Important Notes

  1. This release comes with new features for multi-tenant management. As part of this change, silo creation now requires a set of resource quotas (vcpu, memory, storage) to be specified.

    1. As part of the software update, all existing silos will have resource quotas configured to use all available fleet capacity initially. Fleet administrators can modify the quotas afterwards via the new /v1/system/silos/{silo}/quotas API.

    2. See the New Features section for more information about silo resource allocation.

  2. A previous issue with disk deletion (omicron#3866) resulted in incomplete removal of backend data volumes and over-reported disk usage. The issue may manifest as 500 errors when a user attempts to delete a project that has no resource in it. Such partially removed disks will be un-deleted during the software update process. They are marked in faulted state so that they can be cleanly deleted again.
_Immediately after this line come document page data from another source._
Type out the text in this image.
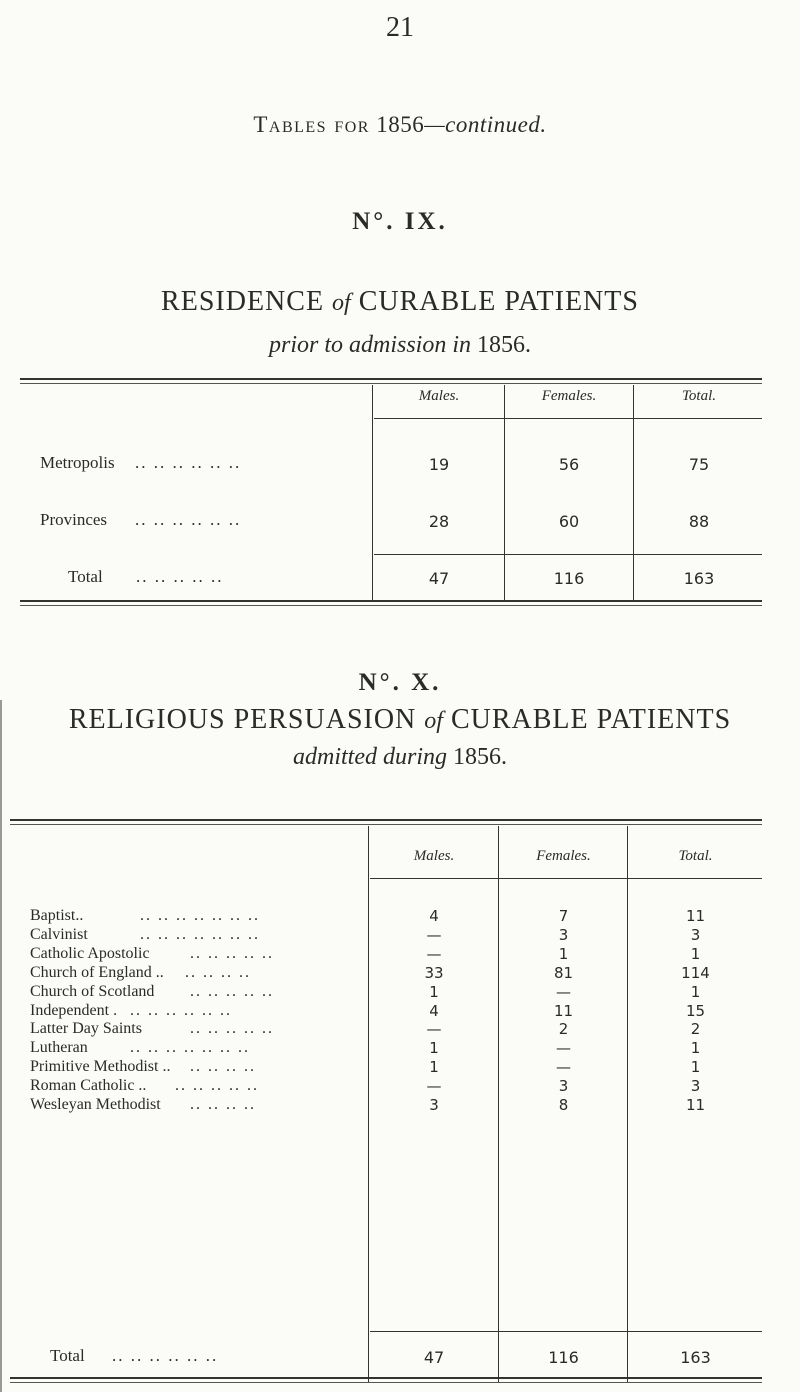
21
Tables for 1856—continued.
N°. IX.
RESIDENCE of CURABLE PATIENTS
prior to admission in 1856.
Males.	Females.	Total.
Metropolis .. .. .. .. .. ..	19	56	75
Provinces .. .. .. .. .. ..	28	60	88
Total .. .. .. .. ..	47	116	163
N°. X.
RELIGIOUS PERSUASION of CURABLE PATIENTS
admitted during 1856.
Males.	Females.	Total.
Baptist..	.. .. .. .. .. .. ..	4	7	11
Calvinist	.. .. .. .. .. .. ..	—	3	3
Catholic Apostolic	.. .. .. .. ..	—	1	1
Church of England .. .. .. .. ..	33	81	114
Church of Scotland .. .. .. .. ..	1	—	1
Independent . .. .. .. .. .. ..	4	11	15
Latter Day Saints	.. .. .. .. ..	—	2	2
Lutheran	.. .. .. .. .. .. ..	1	—	1
Primitive Methodist .. .. .. .. ..	1	—	1
Roman Catholic .. .. .. .. .. ..	—	3	3
Wesleyan Methodist .. .. .. ..	3	8	11
Total .. .. .. .. .. ..	47	116	163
Please review and remove any faulted disks once the system has been updated.

  3. The disk_import_blocks_from_url API endpoint for importing disk images from a remote URL is no longer supported. Please download image files to your local workstation and use the disk_bulk_write APIs to import them instead. (Note: The oxide disk import CLI command is not affected by this change.)

  4. The Oxide CLI binaries (v0.2.0) have been updated for the new floating IP and resource quota endpoints.

Installation

Oxide Computer Model 0 must be installed and configured under the guidance of Oxide technicians. The requirement may change in future releases.

Upgrade Compatibility

Upgrades from version 3 and 4 are both supported. We recommend shutting down all running instances on the rack before the software update commences.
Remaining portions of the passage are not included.